# Recovery Playbook

# Recovery Playbook

## Eval below threshold
HITL prompt fires automatically. Reject + add reason -> run terminates, recovery row on Monday.

## Buffer publish failure
Automatic retry 3x (exponential). If still failing, alert in `#recovery`. Manual options:
1. Reschedule for later
2. Post a correction
3. Mark as cancelled

## Orphan run
`runner.py` detects stale state.json lock (>1h old) on next tick -> logs orphan, alerts.

## Image generation failure
Run marked failed with `image_unavailable`. Re-run from Step 03 manually.

## Wrong-country copy
Triggers country_copy_check failure -> HITL -> reject -> re-draft.

> TODO: add SOP for each failure mode after W6 simulation pass.

---

## Grants Pipeline Failure Modes

### Budget blocking gate fires -- salary above 40 pct
The 40 pct salary check is a hard gate. When fired:
1. Run is blocked and cannot reach pre-submission
2. Telegram alert in hitl-approvals with restructuring guidance
3. Options: restructure budget and re-run, or waive with explicit override

### Partner unresponsive -- more than 14 days
Automatically flagged during scan. Partner status downgraded to unresponsive. Alert in agent-ops. Consider replacing partner or dropping consortium component.

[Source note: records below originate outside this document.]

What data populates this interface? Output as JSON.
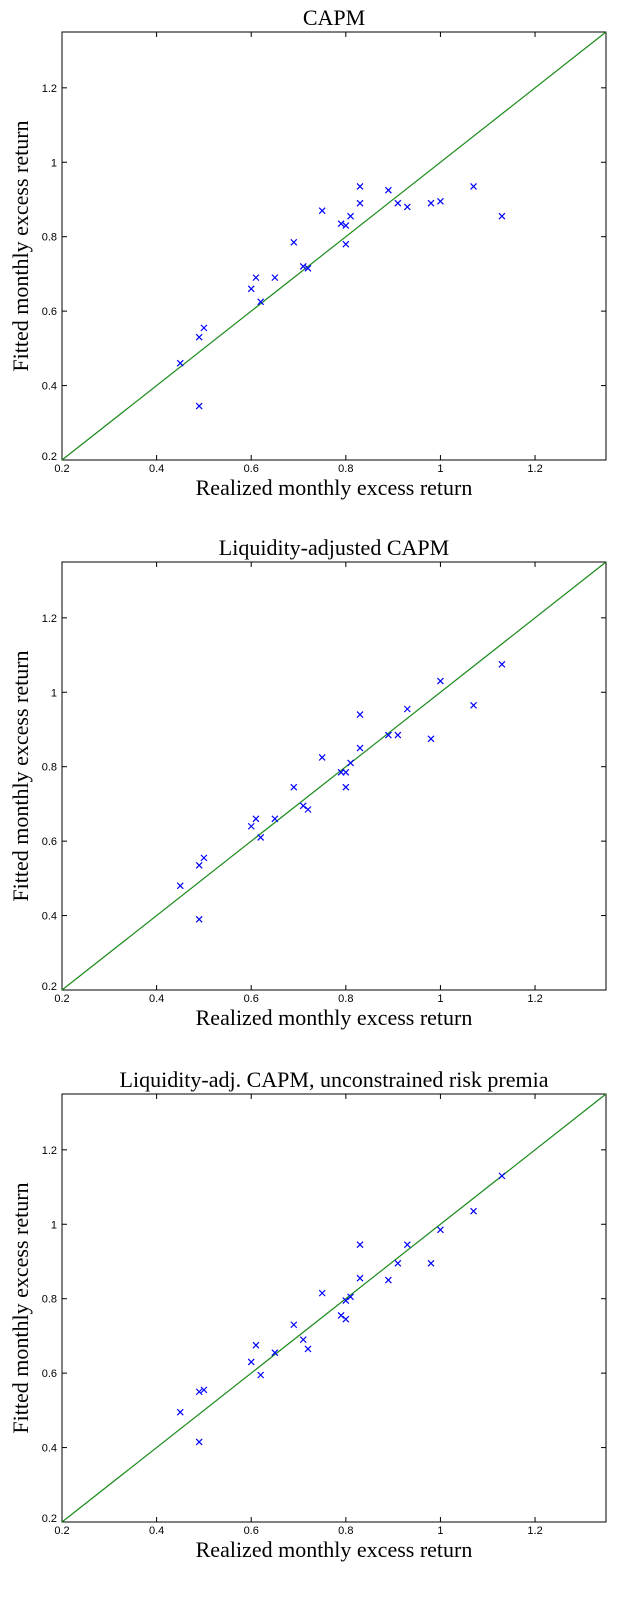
{
  "colors": {
    "marker": "#0000ff",
    "reference_line": "#1a8a1a",
    "axes": "#000000",
    "background": "#ffffff"
  },
  "chart_data": [
    {
      "type": "scatter",
      "title": "CAPM",
      "xlabel": "Realized monthly excess return",
      "ylabel": "Fitted monthly excess return",
      "xlim": [
        0.2,
        1.35
      ],
      "ylim": [
        0.2,
        1.35
      ],
      "xticks": [
        0.2,
        0.4,
        0.6,
        0.8,
        1,
        1.2
      ],
      "yticks": [
        0.2,
        0.4,
        0.6,
        0.8,
        1,
        1.2
      ],
      "xtick_labels": [
        "0.2",
        "0.4",
        "0.6",
        "0.8",
        "1",
        "1.2"
      ],
      "ytick_labels": [
        "0.2",
        "0.4",
        "0.6",
        "0.8",
        "1",
        "1.2"
      ],
      "marker": "x",
      "reference_line": "45-degree line y = x",
      "grid": false,
      "x": [
        0.45,
        0.49,
        0.49,
        0.5,
        0.6,
        0.61,
        0.62,
        0.65,
        0.69,
        0.71,
        0.72,
        0.75,
        0.79,
        0.8,
        0.8,
        0.81,
        0.83,
        0.83,
        0.89,
        0.91,
        0.93,
        0.98,
        1.0,
        1.07,
        1.13
      ],
      "y": [
        0.46,
        0.345,
        0.53,
        0.555,
        0.66,
        0.69,
        0.625,
        0.69,
        0.785,
        0.72,
        0.715,
        0.87,
        0.835,
        0.83,
        0.78,
        0.855,
        0.935,
        0.89,
        0.925,
        0.89,
        0.88,
        0.89,
        0.895,
        0.935,
        0.855
      ]
    },
    {
      "type": "scatter",
      "title": "Liquidity-adjusted CAPM",
      "xlabel": "Realized monthly excess return",
      "ylabel": "Fitted monthly excess return",
      "xlim": [
        0.2,
        1.35
      ],
      "ylim": [
        0.2,
        1.35
      ],
      "xticks": [
        0.2,
        0.4,
        0.6,
        0.8,
        1,
        1.2
      ],
      "yticks": [
        0.2,
        0.4,
        0.6,
        0.8,
        1,
        1.2
      ],
      "xtick_labels": [
        "0.2",
        "0.4",
        "0.6",
        "0.8",
        "1",
        "1.2"
      ],
      "ytick_labels": [
        "0.2",
        "0.4",
        "0.6",
        "0.8",
        "1",
        "1.2"
      ],
      "marker": "x",
      "reference_line": "45-degree line y = x",
      "grid": false,
      "x": [
        0.45,
        0.49,
        0.49,
        0.5,
        0.6,
        0.61,
        0.62,
        0.65,
        0.69,
        0.71,
        0.72,
        0.75,
        0.79,
        0.8,
        0.8,
        0.81,
        0.83,
        0.83,
        0.89,
        0.91,
        0.93,
        0.98,
        1.0,
        1.07,
        1.13
      ],
      "y": [
        0.48,
        0.39,
        0.535,
        0.555,
        0.64,
        0.66,
        0.61,
        0.66,
        0.745,
        0.695,
        0.685,
        0.825,
        0.785,
        0.785,
        0.745,
        0.81,
        0.94,
        0.85,
        0.885,
        0.885,
        0.955,
        0.875,
        1.03,
        0.965,
        1.075
      ]
    },
    {
      "type": "scatter",
      "title": "Liquidity-adj. CAPM, unconstrained risk premia",
      "xlabel": "Realized monthly excess return",
      "ylabel": "Fitted monthly excess return",
      "xlim": [
        0.2,
        1.35
      ],
      "ylim": [
        0.2,
        1.35
      ],
      "xticks": [
        0.2,
        0.4,
        0.6,
        0.8,
        1,
        1.2
      ],
      "yticks": [
        0.2,
        0.4,
        0.6,
        0.8,
        1,
        1.2
      ],
      "xtick_labels": [
        "0.2",
        "0.4",
        "0.6",
        "0.8",
        "1",
        "1.2"
      ],
      "ytick_labels": [
        "0.2",
        "0.4",
        "0.6",
        "0.8",
        "1",
        "1.2"
      ],
      "marker": "x",
      "reference_line": "45-degree line y = x",
      "grid": false,
      "x": [
        0.45,
        0.49,
        0.49,
        0.5,
        0.6,
        0.61,
        0.62,
        0.65,
        0.69,
        0.71,
        0.72,
        0.75,
        0.79,
        0.8,
        0.8,
        0.81,
        0.83,
        0.83,
        0.89,
        0.91,
        0.93,
        0.98,
        1.0,
        1.07,
        1.13
      ],
      "y": [
        0.495,
        0.415,
        0.55,
        0.555,
        0.63,
        0.675,
        0.595,
        0.655,
        0.73,
        0.69,
        0.665,
        0.815,
        0.755,
        0.795,
        0.745,
        0.805,
        0.945,
        0.855,
        0.85,
        0.895,
        0.945,
        0.895,
        0.985,
        1.035,
        1.13
      ]
    }
  ]
}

### Capacity guard -- 2 or more active drafts
New evaluating opportunities are deferred until an active draft completes. Logged as capacity_deferred in audit. No intervention needed; next tick retries.

### HITL gate timeout
If no response within timeout: run terminates cleanly. Opportunity stays at current stage. Next daily tick retries.

### Eval score below threshold
Routes through pre-submission HITL with the score and failing checks visible. Reviewer can approve despite low score.

### Subagent verify unavailable
Graceful degradation: check returns passed=True with weight=0 so it does not count. Other checks still score normally.